The Systemic Autoimmunity Branch focuses on unraveling the fundamental mechanisms that lead to the development and perpetuation of systemic autoimmune disorders, particularly systemic lupus erythematosus (SLE) and rheumatoid arthritis (RA), and their associated organ damage. By identifying the mechanisms of tissue damage in SLE and RA, the Branch is exploring whether specific pharmacologic interventions that block identified pathways can mitigate complications in these and other immune disorders. The Vasculitis Translational Research Program based in the Systemic Autoimmunity Branch develops clinical and translational research initiatives across many types of systemic vasculitis. The program's key objectives include comprehensive clinical evaluation of patients with known or suspected vasculitis, assessment of vascular inflammation through imaging studies, discovery of novel biomarkers through genomic profiling, and clinical trials of novel therapeutics. The program works closely with the NIH Clinical Center and has established an ongoing collaboration with the international NIH-funded Vasculitis Clinical Research Consortium.
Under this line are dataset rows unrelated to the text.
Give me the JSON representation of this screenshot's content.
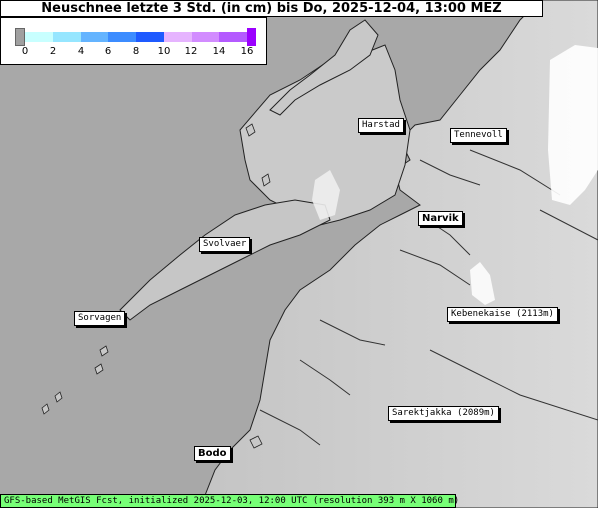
{
  "title": "Neuschnee letzte 3 Std. (in cm) bis Do, 2025-12-04, 13:00 MEZ",
  "legend": {
    "ticks": [
      "0",
      "2",
      "4",
      "6",
      "8",
      "10",
      "12",
      "14",
      "16"
    ],
    "colors": [
      "#c8ffff",
      "#96e6ff",
      "#64b4ff",
      "#3c8cff",
      "#1e5aff",
      "#e6b4ff",
      "#d28cff",
      "#b45aff",
      "#9b00ff"
    ]
  },
  "places": {
    "harstad": "Harstad",
    "tennevoll": "Tennevoll",
    "narvik": "Narvik",
    "svolvaer": "Svolvaer",
    "sorvagen": "Sorvagen",
    "kebnekaise": "Kebenekaise (2113m)",
    "sarektjakka": "Sarektjakka (2089m)",
    "bodo": "Bodo"
  },
  "footer": "GFS-based MetGIS Fcst, initialized 2025-12-03, 12:00 UTC  (resolution 393 m X 1060 m)",
  "colors": {
    "sea": "#a8a8a8",
    "land": "#cfcfcf",
    "snow": "#ffffff",
    "footer_bg": "#77ff77"
  }
}
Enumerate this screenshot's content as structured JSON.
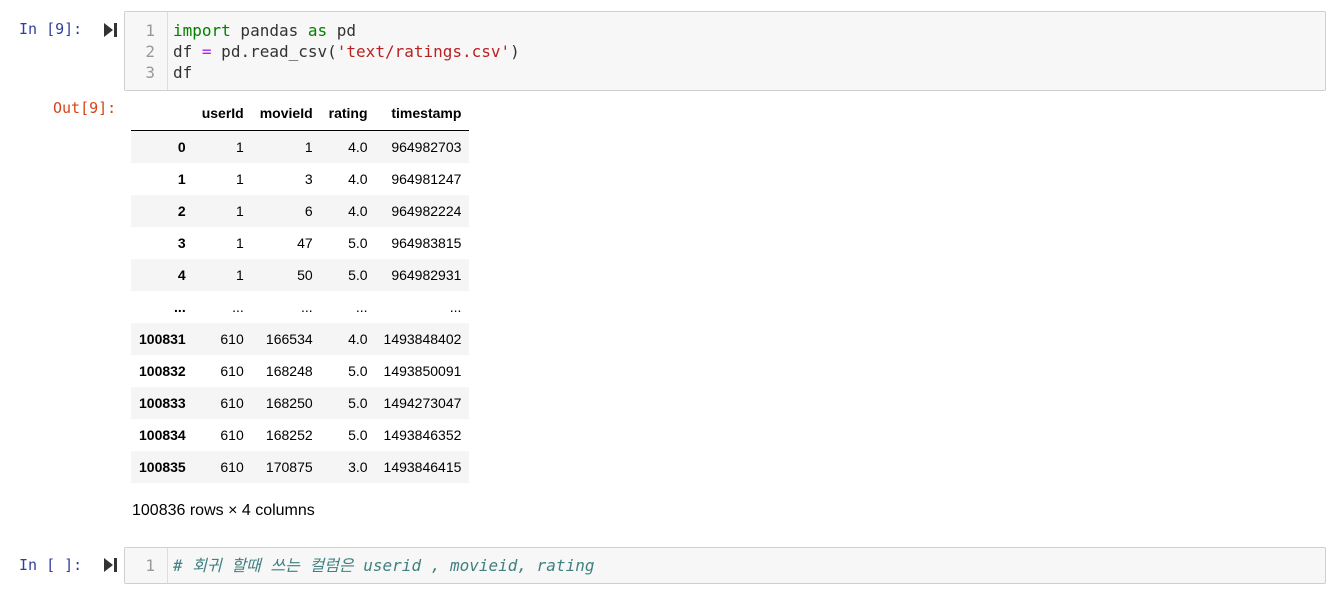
{
  "cells": [
    {
      "prompt": "In [9]:",
      "code_lines": [
        {
          "num": "1",
          "tokens": [
            {
              "t": "import",
              "c": "kw"
            },
            {
              "t": " pandas ",
              "c": ""
            },
            {
              "t": "as",
              "c": "kw"
            },
            {
              "t": " pd",
              "c": ""
            }
          ]
        },
        {
          "num": "2",
          "tokens": [
            {
              "t": "df ",
              "c": ""
            },
            {
              "t": "=",
              "c": "op"
            },
            {
              "t": " pd.read_csv(",
              "c": ""
            },
            {
              "t": "'text/ratings.csv'",
              "c": "str"
            },
            {
              "t": ")",
              "c": ""
            }
          ]
        },
        {
          "num": "3",
          "tokens": [
            {
              "t": "df",
              "c": ""
            }
          ]
        }
      ]
    },
    {
      "prompt": "In [ ]:",
      "code_lines": [
        {
          "num": "1",
          "tokens": [
            {
              "t": "# 회귀 할때 쓰는 컬럼은 userid , movieid, rating",
              "c": "cm"
            }
          ]
        }
      ]
    }
  ],
  "output": {
    "prompt": "Out[9]:",
    "columns": [
      "",
      "userId",
      "movieId",
      "rating",
      "timestamp"
    ],
    "rows": [
      [
        "0",
        "1",
        "1",
        "4.0",
        "964982703"
      ],
      [
        "1",
        "1",
        "3",
        "4.0",
        "964981247"
      ],
      [
        "2",
        "1",
        "6",
        "4.0",
        "964982224"
      ],
      [
        "3",
        "1",
        "47",
        "5.0",
        "964983815"
      ],
      [
        "4",
        "1",
        "50",
        "5.0",
        "964982931"
      ],
      [
        "...",
        "...",
        "...",
        "...",
        "..."
      ],
      [
        "100831",
        "610",
        "166534",
        "4.0",
        "1493848402"
      ],
      [
        "100832",
        "610",
        "168248",
        "5.0",
        "1493850091"
      ],
      [
        "100833",
        "610",
        "168250",
        "5.0",
        "1494273047"
      ],
      [
        "100834",
        "610",
        "168252",
        "5.0",
        "1493846352"
      ],
      [
        "100835",
        "610",
        "170875",
        "3.0",
        "1493846415"
      ]
    ],
    "shape_text": "100836 rows × 4 columns"
  },
  "colors": {
    "prompt_in": "#303f9f",
    "prompt_out": "#d84315",
    "keyword": "#008000",
    "operator": "#aa22ff",
    "string": "#ba2121",
    "comment": "#408080"
  },
  "icons": {
    "run": "run-cell-icon"
  }
}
The Rheumatology Fellowship and Training Branch is dedicated to the clinical and research training of physicians wishing to pursue careers in biomedical or translational research related to rheumatic diseases. Led by the NIAMS, the NIH Rheumatology Training Program is two years in duration with extensions available for individuals interested in advanced research training as NIAMS Scholars in Translational Medicine. The program is accredited by the Accreditation Council for Graduate Medical Education (ACGME), and graduates are eligible to sit for the certifying examination in the subspecialty of rheumatology.

The Career Development and Outreach Branch advises the Scientific Director, Laboratory and Branch Chiefs, and other key officials within the NIAMS IRP on current and potential training programs; coordinates resources available for NIAMS fellows and their sponsors; and works in partnership with existing NIAMS and NIH components to ensure the quality of incoming trainees at the postdoctoral, post-baccalaureate, and graduate student levels. In addition, the Branch leads Institute career outreach activities, administers the summer internship program, and supports the annual NIAMS Intramural Scientific Training.